Tentando manter-me o mais calma possível, respondi:

- Não, nessa nossa história não se trata de mal ou bem. E também não, você não me ama. Jamais precisei de proteção, e você jamais quis me proteger. Você só me queria porque eu era namorada de teu filho. Queria mostrar pra Henrique que ele nunca vai poder ter algo bom, porque só você merecia uma moça de família como eu. - Não contive o sorriso. - Você só me via como uma menina do interior, ingênua e carente. E, principalmente, virgem. O alvo perfeito pra você bancar o machão e marcar território com tua rola.

Fernão tornou a erguer o revólver para minha fronte. Não me mexi. Não titubeei. O dedo encostava-se no gatilho, e a arma estava na iminência de disparar. Seu objetivo, contudo, parecia não necessariamente ser nos matar. De fato, naquela conversa, o governador parecia querer alguma coisa, algo para reparar o seu orgulho ferido.

- Então, era por esse motivo que você demorou tanto a dar a bocetinha para mim? - questionou Fernão, rindo. - Achava mesmo que tua virgindade é tão apetitosa ao ponto de eu te dar todo o meu dinheiro?

- Não. Enganar você era só uma forma de arranjar tempo, e planejar a armadilha perfeita. E, pelo visto, consegui.
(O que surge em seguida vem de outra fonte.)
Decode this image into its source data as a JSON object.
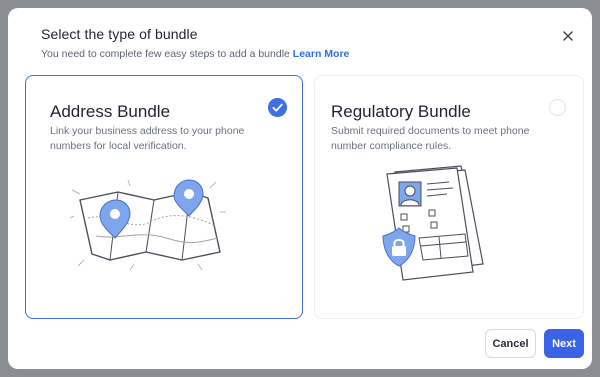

Ele apertou-me o ombro, forçando-me para baixo. Queria fazer com que eu me ajoelhasse. Enquanto o fazia, Fernão advertia-me:

- Quer um conselho? Não jogue a vitória na cara de um inimigo que te aponta uma arma! - Fernão percebeu que Henrique tentou avançar. - Afasta, Henrique! Afasta ou eu estouro a cabeça dela.

Obedecendo ao pai, o rapaz deu alguns passos para trás. Após conseguir me fazer ajoelhar a sua frente, aquele senhor apontou a arma para o alto de minha cabeça, dizendo:

- Sou mais experiente e competente nesse jogo do que você. Eu sempre venço! Vou conseguir acabar com esse teu plano, e no final vou comemorar metendo muito em você, pra mostrar quem é que manda e qual é o teu lugar.

Respirei fundo, tentando acalmar meu peito pulsando com violência. Não consegui.

- Você realmente acha que, com tudo o que já aconteceu, você ainda tem como vencer? - eu indaguei. - Já consegui derrubar a rainha. Mais uma jogada e vou derrubar o rei.

Súbito movimento, porém intenso em sua execução. Quase não percebi o que havia me atingido. Somente após cair sobre tapete da sala foi que pude compreender. Fernão acertou meu rosto com a lateral da arma.